L'industrie de la santé prend position contre le projet de création d'une agence unique d'évaluation des technologies

L'Alliance brésilienne pour l'industrie innovante de la santé (ABIIS) et 18 autres entités du secteur expriment leur inquiétude face au projet de loi n° 4 741/2024, qui propose d'élargir les pouvoirs de l'Agence nationale complémentaire de santé (ANS) pour inclure l'évaluation des technologies de santé (ATS) et le développement de protocoles cliniques.

La proposition, rédigée par le député Luizinho (PP/RJ), modifie la loi n° 9.961/2000 et, en pratique, créerait une structure unique pour évaluer les technologies qui pourraient influencer simultanément les décisions du Système de Santé Unifié (SUS) et de santé complémentaire. Le 10 mars, le parlementaire a présenté une demande urgente pour que le sujet soit analysé directement en plénière de la Chambre des députés.

Pour les représentants du secteur, la proposition pourrait générer des impacts pertinents sur l'organisation du système de santé brésilien, en plus d'entraîner des risques réglementaires et institutionnels.

Actuellement, les processus d’évaluation des technologies de santé sont menés par différentes structures. Dans le SUS, l'analyse est réalisée par la Commission nationale pour l'incorporation des technologies (Conitec), qui conseille le ministère brésilien de la Santé sur l'incorporation, l'exclusion ou la modification de médicaments, de dispositifs et de procédures médicaux, sur la base de preuves scientifiques et d'une évaluation économique. En santé complémentaire, la mise à jour de la liste des procédures est réalisée par l'ANS, avec l'appui technique de la Commission d'actualisation de la liste des procédures et des événements en santé (Cosaúde).

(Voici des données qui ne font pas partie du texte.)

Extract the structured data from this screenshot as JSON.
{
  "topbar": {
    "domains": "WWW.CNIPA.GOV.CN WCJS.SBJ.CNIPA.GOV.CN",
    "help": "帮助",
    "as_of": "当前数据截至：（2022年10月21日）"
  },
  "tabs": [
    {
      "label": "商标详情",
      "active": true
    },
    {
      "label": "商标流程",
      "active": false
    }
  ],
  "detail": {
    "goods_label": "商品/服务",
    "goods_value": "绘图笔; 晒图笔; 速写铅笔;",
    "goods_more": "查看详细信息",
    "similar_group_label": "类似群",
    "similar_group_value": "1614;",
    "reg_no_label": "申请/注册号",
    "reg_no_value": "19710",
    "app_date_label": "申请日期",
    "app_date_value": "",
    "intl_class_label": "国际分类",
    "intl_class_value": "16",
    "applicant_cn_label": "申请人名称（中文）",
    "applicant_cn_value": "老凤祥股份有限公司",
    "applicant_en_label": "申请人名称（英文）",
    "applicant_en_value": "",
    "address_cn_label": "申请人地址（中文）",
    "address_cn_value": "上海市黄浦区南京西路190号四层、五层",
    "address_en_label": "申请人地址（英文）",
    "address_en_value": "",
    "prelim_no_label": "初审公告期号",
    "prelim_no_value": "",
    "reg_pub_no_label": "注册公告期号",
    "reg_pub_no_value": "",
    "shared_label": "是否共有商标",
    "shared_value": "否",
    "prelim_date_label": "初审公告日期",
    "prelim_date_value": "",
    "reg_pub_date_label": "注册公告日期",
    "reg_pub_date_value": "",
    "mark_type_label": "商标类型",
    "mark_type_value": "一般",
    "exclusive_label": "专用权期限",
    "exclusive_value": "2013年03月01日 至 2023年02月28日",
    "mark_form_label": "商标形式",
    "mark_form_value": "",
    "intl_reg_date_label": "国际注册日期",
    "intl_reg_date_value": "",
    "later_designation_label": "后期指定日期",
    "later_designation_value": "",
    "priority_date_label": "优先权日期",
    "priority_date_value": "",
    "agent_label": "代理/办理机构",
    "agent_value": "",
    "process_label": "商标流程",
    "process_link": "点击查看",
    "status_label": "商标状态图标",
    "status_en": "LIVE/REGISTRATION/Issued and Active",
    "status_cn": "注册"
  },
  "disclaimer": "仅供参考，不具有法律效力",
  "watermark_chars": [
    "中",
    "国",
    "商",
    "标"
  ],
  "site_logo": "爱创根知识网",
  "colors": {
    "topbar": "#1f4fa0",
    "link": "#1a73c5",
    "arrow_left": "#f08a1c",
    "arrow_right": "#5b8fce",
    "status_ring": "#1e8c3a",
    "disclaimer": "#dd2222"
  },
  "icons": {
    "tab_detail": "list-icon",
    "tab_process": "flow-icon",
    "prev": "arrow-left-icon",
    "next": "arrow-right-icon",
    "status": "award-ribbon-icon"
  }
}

L'ABIIS prévient que la création d'une agence ATS unique pourrait rassembler structurellement deux systèmes présentant des caractéristiques de financement, une couverture d'assistance et des profils de population différents. « Le Brésil a construit ses propres structures techniques pour évaluer les technologies du SUS et de la santé complémentaire pendant plus d'une décennie. Changer cet arrangement sans un large débat technique peut générer une imprévisibilité réglementaire et une incertitude juridique pour l'ensemble du système », déclare le président exécutif de l'ABIIS, José Márcio Cerqueira Gomes.

Pour lui, la proposition soulève également des doutes quant à l’impact pratique des décisions unificatrices en matière d’incorporation de technologies. « Si les décisions deviennent centralisées, une question inévitable se pose : le SUS commencera-t-il à offrir tout ce qui existe actuellement en matière de soins de santé complémentaires ou la couverture des soins de santé complémentaires sera-t-elle limitée à ce qui est déjà disponible dans le SUS ? Cette incertitude pourrait affecter directement l'accès des patients aux nouvelles technologies », dit-il.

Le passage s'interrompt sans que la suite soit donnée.